(1916 - 2004)

Marc George Silk, a longtime Life magazine photographer known for images that captured both the intimate drama of war and the raw dynamism of sport. An amateur photographer, he went to work in a camera shop at 16. When Silk tried to characterize his aesthetic sensibility “I left school when I was 14,” he said “I had no knowledge of the classics or how painters used light and things like that. Maybe it was already in me.” Silk was fascinated by motion and sought innovative ways to snare its rush in a still photograph.

George Silk, who worked for Life from 1943 until it ceased publication in 1972. Silk began his career as a combat photographer in World War II, along with Capa and Bourke-White. After the war, Silk became a specialist in outdoor sports photography, drawing on the passion for the outdoors acquired as a boy in New Zealand. He developed techniques that allowed him to snatch images from previously impossible vantage points — the surface of a ski, the end of a surfboard.

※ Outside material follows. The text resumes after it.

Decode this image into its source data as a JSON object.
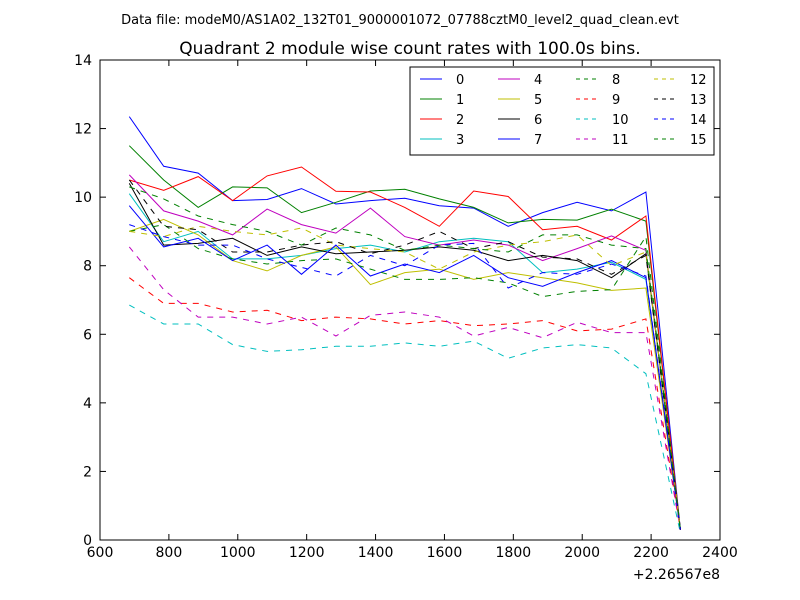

It was his desire capture motion that caused him sometimes to separate himself from his camera, for example, hooking it up to a cable and placing it in a normally inaccessible spot, like the center of a football field just before kickoff. For other images, Mr. Silk adapted a racetrack’s photo-finish camera to catch the fluid blur of an athlete in motion. Motion, Mr. Silk found, lay in the distortion. Silk was named Magazine Photographer of the Year four times by the National Press Photographers Association (1961, 1963, 1964, 1965). His work is in museums across the globe.